2 Gedanken zu „Vor 40 Jahren war die Welt noch ziemlich in Ordnung“

  1. Hirnarbeit in Reih und Glied

    Bei meiner Rückschau fiel mir ein Artikel meiner Tageszeitung aus dem April 1984 in die Hände. Es ging um den Polizei-Schach-Club Hannover, der kurz zuvor sein 25jähriges Bestehen gefeiert hatte. Mit meiner Überschrift wurde ein Foto erklärt, auf dem insgesamt 18 Mitglieder des PSC während eines Blitzturniers zu sehen sind. Im Wesentlichen ging es in dem Artikel jedoch um Frauen: „Beim königlichen Spiel stehen die Damen noch etwas abseits“, lautete der Aufmacher und darunter: „Drei Spielerinnen müssen sich beim PSC gegen 88 Kontrahenten durchsetzen.“ Das ist natürlich unfair. Drei gegen Achtundachtzig. „Sind Frauen zum Schach ganz einfach zu dumm?“ Diese rhetorische Frage war in den Text eingefügt. Heutzutage undenkbar. „Der Bezirksmeister der Damen“ würde ebenfalls sofort von der Gender-Polizei konfisziert. Was konnte der geneigte Leser ansonsten lernen? „Brettspieler kommen beim Klötzeschieben ganz schön ins Schwitzen.“ Ältere Männer werden beipflichten. Das Problem kennen Frauen zum Glück nicht.

  2. Hirn ist aus

    Im Oktober 2023 habe ich euch von meinem Ausflug nach Lohr am Main erzählt (Spieglein, Spieglein…). Auf meiner Rückfahrt habe ich in Aschaffenburg Station gemacht. Die Stadt ist mindestens so sehenswert wie Stade und Buxtehude. Wenn mich vorher jemand gefragt hätte, was ich über Aschaffenburg weiß, hätte ich nur eine Antwort parat gehabt: Urban Priol. Priol ist gebürtiger Aschaffenburger und einer der bekanntesten Kabarettisten Deutschlands (z.B. „Tilt!“).

    Aschaffenburg liegt in Unterfranken. Das gehört bekanntlich zum Freistaat Bayern. Geographisch gesehen handelt es sich um Bayerns nordwestlichen Wurmfortsatz nur einen Steinwurf von Frankfurt entfernt. – Ich hatte den letzten schönen Tag des Jahres 2023 erwischt. Die Sonne schien, die Temperaturen waren mild. Ich schlenderte unterhalb der Johannisburg am Mainufer entlang. Zu meiner Freude befand sich dort ein offener Biergarten. Ein junger Mann war für die Getränke zuständig, nebenan ein älterer Herr für die feste Nahrung. Ich entschied mich für Bratwurst mit Pommes. Beides wurde frisch zubereitet und war dementsprechend lecker.

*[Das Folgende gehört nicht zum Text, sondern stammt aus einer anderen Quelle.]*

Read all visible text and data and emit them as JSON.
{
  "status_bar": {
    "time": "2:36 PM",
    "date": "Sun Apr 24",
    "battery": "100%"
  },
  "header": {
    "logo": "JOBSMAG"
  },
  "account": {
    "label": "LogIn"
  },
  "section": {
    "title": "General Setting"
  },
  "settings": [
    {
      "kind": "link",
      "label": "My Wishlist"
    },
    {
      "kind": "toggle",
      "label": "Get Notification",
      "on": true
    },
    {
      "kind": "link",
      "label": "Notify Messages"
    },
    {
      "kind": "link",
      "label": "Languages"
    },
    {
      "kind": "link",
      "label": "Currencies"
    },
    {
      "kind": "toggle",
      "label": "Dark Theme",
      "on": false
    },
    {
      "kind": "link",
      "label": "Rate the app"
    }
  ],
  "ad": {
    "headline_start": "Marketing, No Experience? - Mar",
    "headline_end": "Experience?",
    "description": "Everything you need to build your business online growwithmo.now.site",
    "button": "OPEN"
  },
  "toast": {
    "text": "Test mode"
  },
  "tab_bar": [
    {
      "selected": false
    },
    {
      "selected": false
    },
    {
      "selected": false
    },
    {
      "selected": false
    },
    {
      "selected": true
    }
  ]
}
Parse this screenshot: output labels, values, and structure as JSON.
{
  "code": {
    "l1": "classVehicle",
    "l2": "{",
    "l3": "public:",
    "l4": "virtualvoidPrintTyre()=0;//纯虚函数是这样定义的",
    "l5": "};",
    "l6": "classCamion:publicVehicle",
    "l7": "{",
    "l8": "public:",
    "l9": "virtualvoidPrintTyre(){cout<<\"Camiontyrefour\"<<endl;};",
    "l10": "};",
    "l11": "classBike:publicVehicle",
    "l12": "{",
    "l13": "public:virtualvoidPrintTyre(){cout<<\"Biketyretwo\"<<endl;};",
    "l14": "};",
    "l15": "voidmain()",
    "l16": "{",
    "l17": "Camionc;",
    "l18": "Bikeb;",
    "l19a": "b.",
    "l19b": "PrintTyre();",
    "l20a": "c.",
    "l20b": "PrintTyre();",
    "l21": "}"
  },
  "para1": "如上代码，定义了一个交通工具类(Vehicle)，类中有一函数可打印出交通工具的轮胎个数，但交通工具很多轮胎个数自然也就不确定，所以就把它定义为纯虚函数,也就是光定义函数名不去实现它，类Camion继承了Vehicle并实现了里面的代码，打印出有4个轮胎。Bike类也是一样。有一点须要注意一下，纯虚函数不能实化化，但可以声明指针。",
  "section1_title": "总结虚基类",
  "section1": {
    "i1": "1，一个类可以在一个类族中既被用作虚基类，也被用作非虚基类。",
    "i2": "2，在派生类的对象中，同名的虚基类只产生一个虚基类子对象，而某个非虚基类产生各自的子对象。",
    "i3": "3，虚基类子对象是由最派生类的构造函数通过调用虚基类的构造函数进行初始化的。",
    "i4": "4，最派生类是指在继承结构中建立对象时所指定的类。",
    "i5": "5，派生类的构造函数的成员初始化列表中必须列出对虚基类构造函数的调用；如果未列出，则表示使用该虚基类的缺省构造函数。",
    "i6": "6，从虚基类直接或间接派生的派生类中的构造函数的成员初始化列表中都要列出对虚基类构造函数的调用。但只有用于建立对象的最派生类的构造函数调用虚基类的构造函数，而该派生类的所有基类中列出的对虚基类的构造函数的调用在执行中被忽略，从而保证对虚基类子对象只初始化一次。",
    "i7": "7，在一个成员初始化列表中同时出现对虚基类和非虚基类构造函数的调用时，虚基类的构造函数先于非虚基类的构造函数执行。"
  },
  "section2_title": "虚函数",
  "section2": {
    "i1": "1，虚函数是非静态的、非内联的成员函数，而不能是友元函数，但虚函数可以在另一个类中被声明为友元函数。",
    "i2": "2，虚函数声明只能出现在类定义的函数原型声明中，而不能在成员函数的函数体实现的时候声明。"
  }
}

    Beim jungen Mann bestellte ich ein Weizenbier. Wir kamen ins Gespräch. Ob denn Urban Priol mal sein Gast gewesen sei, fragte ich ihn. Er stutzte. Nein, den kennt er nicht. Langsam dämmerte es ihm. Das sei doch der aus der „Anstalt“. Ja. Im Laufe des Gesprächs stellte sich heraus, dass der junge Mann gar nicht aus Aschaffenburg stammt, sondern aus Hamburg. Der Liebe wegen sei er hier gestrandet. Es ist gar nicht so einfach, Originale dort anzutreffen, wo man sie erwartet. Der Herr mit der festen Nahrung hinterließ bei mir auch nicht den Eindruck, dass er in Bayern seine Wurzeln hat. Zu weiteren Gesprächen mit echten Einheimischen kam es nicht.

    Vor 10 Jahren bekam ich ein Buch geschenkt. Autor: Urban Priol. Titel: Hirn ist aus. Womit wir beim Thema wären. Seriöse Schachspieler stellen sich nach jeder Niederlage die Frage: „Wo ist das Hirn, wenn man es braucht?“ Antwort: siehe oben!